E cosa pensava della sua vocazione all’arte?
“Sono sempre stata un po’ alternativa, andavo a scuola dalle suore con le unghie nere e i capelli verdi, ma nessuno mi ha mai potuto dire nulla perché negli studi sono sempre andata molto bene. Con nonchalance sopportavano che disegnassi i muri della mia stanza con i graffiti”.
E oggi cosa dicono?
“Oggi mi supportano, mio padre mi dà una mano dal punto di vista amministrativo visto che sono negata e poi con me c’è anche mia sorella”.
Più piccola?
“Di quattro anni: Monica è la mia parte complementare, quella razionale e pratica”.
Quando nasce il marchio di abbigliamento?
“Il primo marchio è nato nel 2010: ci ho investito tutti i soldi guadagnati e messi da parte negli anni precedenti. Lo scorso giugno ho lanciato Black Blessed, la nuova linea di abbigliamento. Me la descrive?
“Linee asimmetriche, contasti nei tessuti, linee pulite e minimali con un tocco dark gotico ma molto femminile, abbinamenti monocromatici e grafiche originali”.
Dove vengono realizzati i prodotti?
“In Cina: curo personalmente la ricerca e la scelta dei tessuti e la produzione nelle fabbriche sia degli abiti che delle scarpe e delle borse. Volevo che la mia linea fosse qualitativamente elevata ma vendibile a prezzi, diciamo, popolari. Ho cercato di conciliare qualità e design ricercato con prezzi accessibili. E questo è possibile solo perché produco all’estero”.
Dove vengono venduti i suoi abiti?
“Prima di tutto on line, poi in alcuni punti vendita sparsi per l’Europa, dal Belgio all’Islanda, a Londra nel famosissimo negozio Top Shop, poi in Brasile e negli Stati Uniti. E ovviamente in Italia e a Roma”.
I suoi prossimi obiettivi?
“Sto tentando di spostare una parte della produzione in Italia, una nuova sezione dedicata alle pelle.
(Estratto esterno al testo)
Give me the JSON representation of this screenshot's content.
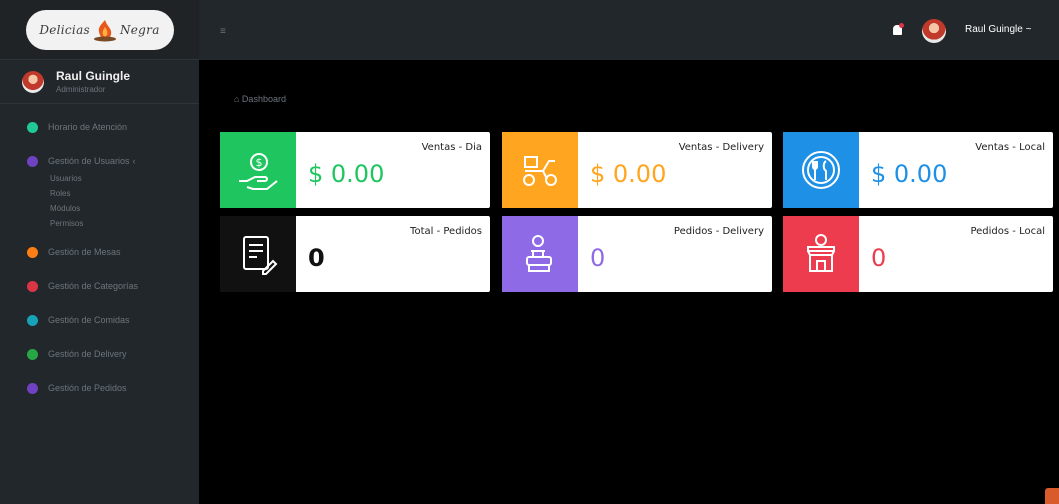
{
  "brand": {
    "logo_left": "Delicias",
    "logo_right": "Negra"
  },
  "user": {
    "name": "Raul Guingle",
    "role": "Administrador",
    "top_name": "Raul Guingle ~"
  },
  "sidebar": {
    "items": [
      {
        "label": "Horario de Atención",
        "color": "#20c997"
      },
      {
        "label": "Gestión de Usuarios",
        "color": "#6f42c1",
        "caret": "‹",
        "children": [
          "Usuarios",
          "Roles",
          "Módulos",
          "Permisos"
        ]
      },
      {
        "label": "Gestión de Mesas",
        "color": "#fd7e14"
      },
      {
        "label": "Gestión de Categorías",
        "color": "#dc3545"
      },
      {
        "label": "Gestión de Comidas",
        "color": "#17a2b8"
      },
      {
        "label": "Gestión de Delivery",
        "color": "#28a745"
      },
      {
        "label": "Gestión de Pedidos",
        "color": "#6f42c1"
      }
    ]
  },
  "topbar": {
    "hamburger": "≡"
  },
  "breadcrumb": "⌂ Dashboard",
  "cards": [
    {
      "title": "Ventas - Dia",
      "value": "$ 0.00",
      "icon": "money-hand-icon",
      "accent": "#1fc55e",
      "value_color": "#1fc55e"
    },
    {
      "title": "Ventas - Delivery",
      "value": "$ 0.00",
      "icon": "scooter-icon",
      "accent": "#ffa51f",
      "value_color": "#ffa51f"
    },
    {
      "title": "Ventas - Local",
      "value": "$ 0.00",
      "icon": "restaurant-icon",
      "accent": "#1e90e6",
      "value_color": "#1e90e6"
    },
    {
      "title": "Total - Pedidos",
      "value": "0",
      "icon": "order-list-icon",
      "accent": "#111111",
      "value_color": "#111111"
    },
    {
      "title": "Pedidos - Delivery",
      "value": "0",
      "icon": "delivery-person-icon",
      "accent": "#8e6ae6",
      "value_color": "#8e6ae6"
    },
    {
      "title": "Pedidos - Local",
      "value": "0",
      "icon": "store-icon",
      "accent": "#ee3c4f",
      "value_color": "#ee3c4f"
    }
  ]
}
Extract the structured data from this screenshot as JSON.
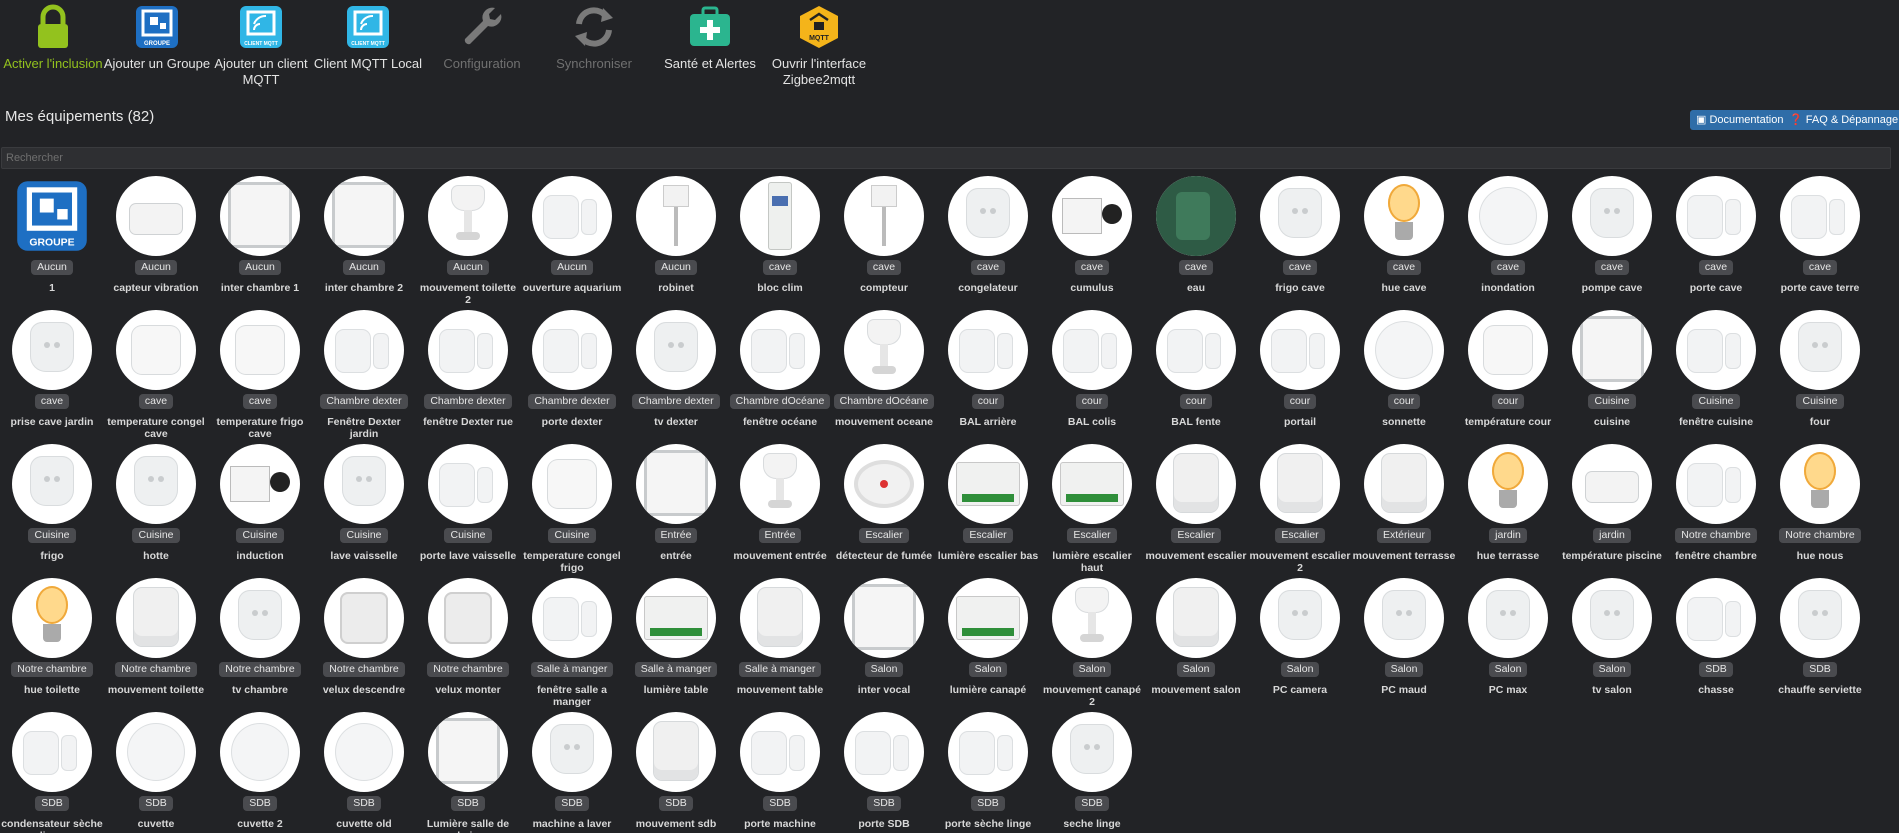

Un prima prova con il made in Italy nonostante sia un po’ disillusa sulla reputazione patinata del made in Italy”.
Perché?
“Perché ho visto interi container con capi di grandi stilisti simbolo del made in Italy partire da Canton. Il vero made in Italy è quello degli stilisti indipendenti che lavorano nei piccolo laboratori, tra i grandi marchi di made in Italy rimasto ben poco”.
Lei è fidanzata?
“Da un anno e mezzo, ho trovato un “santo” che sopporta i miei orari e le mie assenze prolungate all’estero. Devo dire che ho avuto qualche difficoltà, non è semplice trovare la persona in grado di accettare i miei viaggi nei posti più sperduti, dove magari non prende il telefono e internet nemmeno sanno cosa sia. Io sono devota al lavoro, ho un obiettivo e procedo come un carro armato. Non mi interessano vacanze, feste, compleanni, sono diventata molto “cinese”.
E non riposa mai?
“Ultimamente sto imparando a rilassarmi ogni tanto e a prendermi i miei spazi”.
Cosa fa il suo fidanzato?
“E’ un ingegnere, si chiama Francesco, ha 38 anni e negli anni Novanta è stato uno degli skaters più famosi. E’ una persona molto quadrata con un background alternativo, un po’ come me”.
Hobby?
“Amo la musica e sono una dj, da cinque anni ogni tanto la sera suono nei locali romani”.
Senta, chi le piacerebbe vestire con i suoi abiti?
“Rihanna perché mi piace il suo modo di rendere l’alta moda “urban”.